In one of the most moving presentations, graduating senior Matthew Thompson was awarded the John Williams Heart of Belmont Award, which is given to a student committed to Belmont’s values including innovation, persistence, advocacy for change, community development and service. Before coming to Belmont, Thompson served in the Navy on the USS George Washington for five years. In 2005, he enlisted in the Army where he served an additional four years and afterwards completed one year of service in the Tennessee National Guard. After 10 years of service and three deployments, he was honorably discharged and began pursuing a degree in social work at Belmont.
An intern at Operation Stand Down, Thompson has been integral in the development of veterans services on campus and developed an intercollegiate student veteran coalition that spans six universities across Middle Tennessee. Thompson’s mission is to continue on to a career path that assists veterans who are transitioning from military service into civilian life. In his own words, his “biggest motivation has never been to be recognized but to instead encourage and inspire others to step forward and contribute.”
On March 17, the School of Music opened 16 new practice rooms in the annex located behind McAfee Concert Hall. These new rooms provide additional practice spaces for over 600 music majors.

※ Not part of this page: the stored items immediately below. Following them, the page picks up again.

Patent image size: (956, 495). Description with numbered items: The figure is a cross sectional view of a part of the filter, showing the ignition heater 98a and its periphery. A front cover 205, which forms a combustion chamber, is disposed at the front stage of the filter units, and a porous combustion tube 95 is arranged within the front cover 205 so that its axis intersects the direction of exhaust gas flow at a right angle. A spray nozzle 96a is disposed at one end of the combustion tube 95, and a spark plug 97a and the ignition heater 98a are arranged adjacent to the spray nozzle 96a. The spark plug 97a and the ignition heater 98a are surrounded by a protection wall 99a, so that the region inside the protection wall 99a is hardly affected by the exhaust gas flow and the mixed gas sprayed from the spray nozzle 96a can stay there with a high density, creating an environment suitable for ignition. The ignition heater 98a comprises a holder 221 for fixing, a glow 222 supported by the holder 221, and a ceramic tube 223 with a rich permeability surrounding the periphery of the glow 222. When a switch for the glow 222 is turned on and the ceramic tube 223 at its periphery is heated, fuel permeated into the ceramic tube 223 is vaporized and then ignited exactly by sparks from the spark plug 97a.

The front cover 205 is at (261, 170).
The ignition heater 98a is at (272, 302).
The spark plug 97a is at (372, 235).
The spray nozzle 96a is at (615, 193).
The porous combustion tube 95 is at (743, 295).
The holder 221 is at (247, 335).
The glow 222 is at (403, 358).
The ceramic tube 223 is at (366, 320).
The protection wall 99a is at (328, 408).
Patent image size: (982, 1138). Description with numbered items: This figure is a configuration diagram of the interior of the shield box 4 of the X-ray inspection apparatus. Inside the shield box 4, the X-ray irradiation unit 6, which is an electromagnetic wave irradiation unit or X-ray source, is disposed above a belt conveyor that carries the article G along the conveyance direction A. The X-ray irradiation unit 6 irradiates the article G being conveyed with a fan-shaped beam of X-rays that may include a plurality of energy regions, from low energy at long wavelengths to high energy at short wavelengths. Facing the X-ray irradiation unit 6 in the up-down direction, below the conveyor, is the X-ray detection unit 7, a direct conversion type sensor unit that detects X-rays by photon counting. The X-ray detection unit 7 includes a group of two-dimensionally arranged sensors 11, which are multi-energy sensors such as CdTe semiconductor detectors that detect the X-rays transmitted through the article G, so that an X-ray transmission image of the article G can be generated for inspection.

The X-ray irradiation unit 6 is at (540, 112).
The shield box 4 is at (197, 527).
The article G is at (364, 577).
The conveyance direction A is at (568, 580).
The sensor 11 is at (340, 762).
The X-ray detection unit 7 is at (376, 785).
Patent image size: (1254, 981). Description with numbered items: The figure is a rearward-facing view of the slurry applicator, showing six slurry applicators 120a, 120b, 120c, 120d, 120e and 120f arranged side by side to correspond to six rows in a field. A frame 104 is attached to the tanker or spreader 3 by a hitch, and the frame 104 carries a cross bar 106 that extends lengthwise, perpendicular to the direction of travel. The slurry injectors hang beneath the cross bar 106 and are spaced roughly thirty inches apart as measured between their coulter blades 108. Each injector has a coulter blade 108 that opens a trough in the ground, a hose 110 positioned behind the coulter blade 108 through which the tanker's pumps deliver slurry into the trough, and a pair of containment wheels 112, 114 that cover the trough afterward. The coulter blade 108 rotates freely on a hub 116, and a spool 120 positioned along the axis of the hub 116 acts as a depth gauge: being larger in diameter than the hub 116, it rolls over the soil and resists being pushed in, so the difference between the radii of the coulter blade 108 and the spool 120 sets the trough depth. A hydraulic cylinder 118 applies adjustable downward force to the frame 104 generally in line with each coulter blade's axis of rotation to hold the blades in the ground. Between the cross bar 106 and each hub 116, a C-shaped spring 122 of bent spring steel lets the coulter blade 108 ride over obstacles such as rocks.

The rooms have been optimized for sound isolation and sound panels in the rooms lower the decibel levels to meet health and safety expectations.
Previously, all practice rooms were located in the Wilson Music Building or Massey Performing Arts Center. The new location adds variety to practice location options and will be convenient for students with lessons or ensemble rehearsals in McAfee. Later this spring, lockers will be installed and available for rent for student instrument storage.
“Practice is a vital part of any musician’s education, so we are delighted to have these additional new practice rooms on campus. To illustrate the impact of this new space, fully utilized this facility provides almost 1,800 hours of practice time per week for our students,” said Dean of the College of Visual and Performing Arts Dr. Cynthia Curtis.
The spaces are available for practice at the following times:
Monday – Friday 7 a.m. – 12:30 a.m.
Saturday 9 a.m. – 8:30 p.m.
Sunday 1 p.m. – 12:30 a.m.
For security, a building monitor will be on duty weekdays, beginning at 4 p.m., and on weekend hours as stated above.